A better goal might be to create systems that humans can use to augment their decision-making, or that have animal-level intelligence, rather than building systems that are meant to be as intelligent as humans in their own right. In fact, because the tasks that are easy and hard for humans and machines are so different, the tasks given over to the machines might not seem to require any intelligence at all. “Many of these AIs are… amazing correlation machines,” Dr. Miracchi Titus says. “You feed it a bunch of data and it spits out these correlations that are totally opaque to humans, but because they can crunch all this data they’re brilliant — to use an intelligence term — at discovering these complex correlations.
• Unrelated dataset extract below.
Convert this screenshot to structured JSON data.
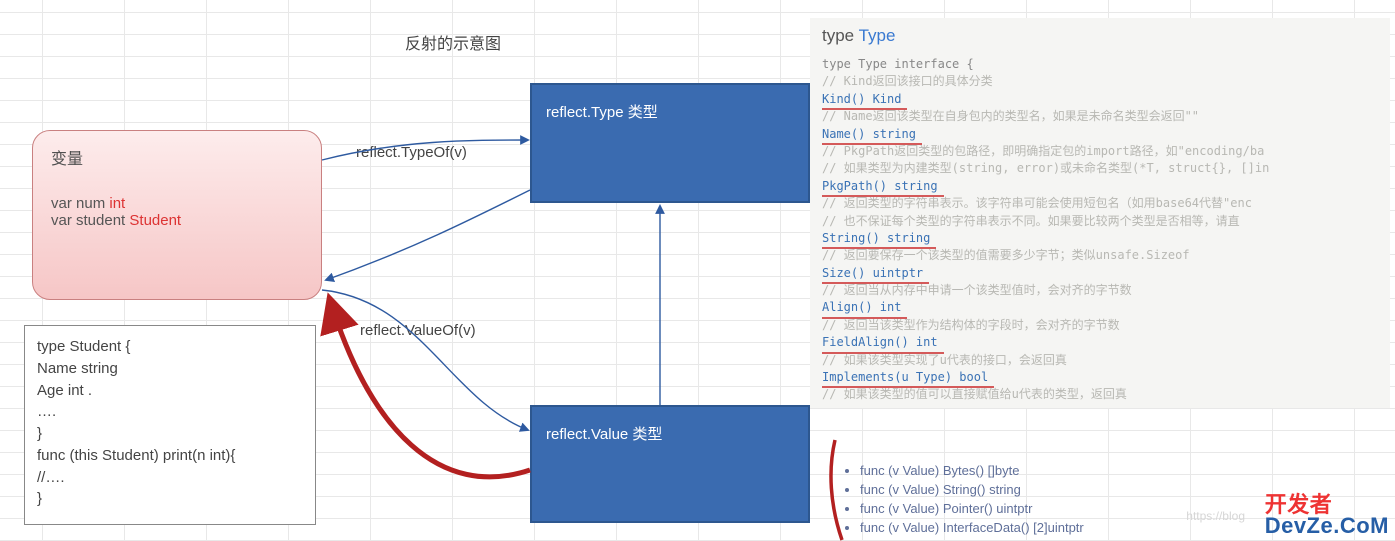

That is an incredibly useful tool.” Likewise, for a lot of tasks — including search-and-rescue — “you want a robot with roughly the intelligence of a dog that can sniff out the humans that it needs to save and has the social capacity to alert the people that it’s working with that they’re there.”
Based on the rate of progress in AI development that we’ve seen so far, it is clear that more complex systems which seem more “intelligent” are in the not-so-distant future. But while machine intelligence captures the imagination, we must remember that natural and artificial intelligence are different, and there’s nothing wrong with that.